Emilio Estevez says he didn’t have to look far to connect with his character in “The Public,” the indie film he also wrote and directed.
He portrays Stuart Goodson, a recovering addict and librarian who gets caught in between the conflict between riot police and homeless populations looking for a place to stay. Estevez’s real-life brother Charlie Sheen has publicly battled cocaine addiction and has attended rehabilitation facilities on multiple occasions.
“Addiction runs deep in my family … Unfortunately I’ve had firsthand experience dealing with people who are in the throes of addiction,” Estevez told Variety at the Hamptons International Film Festival. “And so for me, it wasn’t something that I had to search for. That sort of behavior, that sort of insanity and hitting rock bottom, I’ve seen it happen.”

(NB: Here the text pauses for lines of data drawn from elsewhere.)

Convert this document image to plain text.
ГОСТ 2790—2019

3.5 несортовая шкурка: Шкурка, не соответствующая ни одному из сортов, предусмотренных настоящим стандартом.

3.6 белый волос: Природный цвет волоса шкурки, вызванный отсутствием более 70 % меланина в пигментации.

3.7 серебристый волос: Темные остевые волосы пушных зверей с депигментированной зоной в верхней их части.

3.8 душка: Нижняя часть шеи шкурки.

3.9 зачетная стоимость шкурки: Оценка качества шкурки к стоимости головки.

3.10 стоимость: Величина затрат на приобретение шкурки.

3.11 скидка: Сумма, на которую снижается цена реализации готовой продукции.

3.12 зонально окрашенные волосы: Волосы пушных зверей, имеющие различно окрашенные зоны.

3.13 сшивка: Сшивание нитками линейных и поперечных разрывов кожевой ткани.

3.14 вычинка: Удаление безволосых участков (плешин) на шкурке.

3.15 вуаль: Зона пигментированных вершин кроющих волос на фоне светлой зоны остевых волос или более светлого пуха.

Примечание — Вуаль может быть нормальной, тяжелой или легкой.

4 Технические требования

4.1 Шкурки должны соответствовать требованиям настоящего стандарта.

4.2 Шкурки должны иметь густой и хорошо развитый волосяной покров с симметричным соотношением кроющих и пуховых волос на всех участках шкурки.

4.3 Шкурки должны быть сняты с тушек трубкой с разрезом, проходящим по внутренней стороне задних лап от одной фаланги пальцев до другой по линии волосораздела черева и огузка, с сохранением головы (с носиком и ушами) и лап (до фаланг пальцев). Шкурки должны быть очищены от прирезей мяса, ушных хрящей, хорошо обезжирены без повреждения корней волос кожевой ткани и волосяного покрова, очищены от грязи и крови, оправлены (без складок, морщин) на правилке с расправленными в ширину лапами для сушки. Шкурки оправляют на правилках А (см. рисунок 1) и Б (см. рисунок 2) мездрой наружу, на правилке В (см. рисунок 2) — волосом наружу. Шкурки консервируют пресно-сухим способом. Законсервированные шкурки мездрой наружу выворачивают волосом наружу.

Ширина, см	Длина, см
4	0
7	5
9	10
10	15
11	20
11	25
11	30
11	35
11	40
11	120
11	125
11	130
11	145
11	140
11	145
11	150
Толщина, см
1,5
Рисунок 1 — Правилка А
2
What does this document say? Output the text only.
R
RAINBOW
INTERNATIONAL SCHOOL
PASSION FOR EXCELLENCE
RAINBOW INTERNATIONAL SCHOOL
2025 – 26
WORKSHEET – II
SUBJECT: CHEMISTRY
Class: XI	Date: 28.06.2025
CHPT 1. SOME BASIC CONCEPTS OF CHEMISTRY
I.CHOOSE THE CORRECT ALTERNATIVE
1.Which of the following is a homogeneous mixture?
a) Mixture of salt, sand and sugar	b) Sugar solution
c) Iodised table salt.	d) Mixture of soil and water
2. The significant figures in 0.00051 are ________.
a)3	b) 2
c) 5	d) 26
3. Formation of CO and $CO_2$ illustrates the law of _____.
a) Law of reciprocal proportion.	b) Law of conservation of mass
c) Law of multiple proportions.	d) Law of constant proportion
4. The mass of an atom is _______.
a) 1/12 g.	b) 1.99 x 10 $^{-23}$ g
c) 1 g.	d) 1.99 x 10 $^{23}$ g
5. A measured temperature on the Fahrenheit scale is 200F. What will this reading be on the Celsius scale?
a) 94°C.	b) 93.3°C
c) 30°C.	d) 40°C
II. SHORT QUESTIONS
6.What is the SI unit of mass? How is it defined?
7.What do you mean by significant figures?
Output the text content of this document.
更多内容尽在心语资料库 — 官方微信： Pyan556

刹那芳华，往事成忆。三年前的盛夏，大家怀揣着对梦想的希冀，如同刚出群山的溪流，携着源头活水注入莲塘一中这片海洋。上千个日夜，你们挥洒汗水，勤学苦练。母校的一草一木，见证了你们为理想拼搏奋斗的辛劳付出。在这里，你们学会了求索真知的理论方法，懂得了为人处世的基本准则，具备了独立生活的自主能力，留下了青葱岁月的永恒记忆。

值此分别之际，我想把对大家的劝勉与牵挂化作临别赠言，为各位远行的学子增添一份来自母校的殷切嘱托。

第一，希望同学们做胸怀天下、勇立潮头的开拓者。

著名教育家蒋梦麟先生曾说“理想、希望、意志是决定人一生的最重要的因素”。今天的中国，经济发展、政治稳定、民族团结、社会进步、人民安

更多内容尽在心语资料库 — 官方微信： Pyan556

Estevez, known for hit ’80s films like “The Breakfast Club” and “The Outsiders,” also spoke about his research process for the movie. He said it was inspired by a Los Angeles Times article written by a former Salt Lake City librarian who retired because he felt libraries had become “de-facto homeless shelters.” Estevez had seen unsafe conditions firsthand at the Los Angeles Public Library when he was there to do research for his 2006 film “Bobby.” He says the article struck a chord with him because Estevez “knew exactly what he was talking about.”

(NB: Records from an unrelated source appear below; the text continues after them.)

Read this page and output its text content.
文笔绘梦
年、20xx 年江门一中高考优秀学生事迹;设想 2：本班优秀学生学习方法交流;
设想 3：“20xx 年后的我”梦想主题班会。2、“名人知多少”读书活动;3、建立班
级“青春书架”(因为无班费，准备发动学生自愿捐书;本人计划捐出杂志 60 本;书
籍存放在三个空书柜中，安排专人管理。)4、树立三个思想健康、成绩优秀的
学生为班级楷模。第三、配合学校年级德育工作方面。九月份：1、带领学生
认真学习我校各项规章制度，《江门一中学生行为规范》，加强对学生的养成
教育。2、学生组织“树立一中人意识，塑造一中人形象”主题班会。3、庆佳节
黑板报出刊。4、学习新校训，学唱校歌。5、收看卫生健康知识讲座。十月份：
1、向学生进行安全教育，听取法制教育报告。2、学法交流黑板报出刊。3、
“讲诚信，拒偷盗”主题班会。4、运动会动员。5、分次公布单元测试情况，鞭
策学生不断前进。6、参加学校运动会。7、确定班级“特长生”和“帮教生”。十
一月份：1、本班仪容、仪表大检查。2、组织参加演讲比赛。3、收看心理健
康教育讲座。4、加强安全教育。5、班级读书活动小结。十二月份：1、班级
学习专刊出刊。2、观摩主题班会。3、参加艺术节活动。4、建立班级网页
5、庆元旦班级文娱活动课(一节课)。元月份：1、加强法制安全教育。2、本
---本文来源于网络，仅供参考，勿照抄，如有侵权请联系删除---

Timing proved to be one of the only difficulties while shooting, Estevez said. The film was shot in 22 days, which made it difficult to accommodate the busy schedules of co-stars Alec Baldwin and Gabrielle Union. Still, Estevez only had positive things to say about the filming process.
“When you make independent films — and any independent film director will tell you this — you understand what the struggle is, and yet I think that I would probably choose the harder road always anyway,” Estevez said.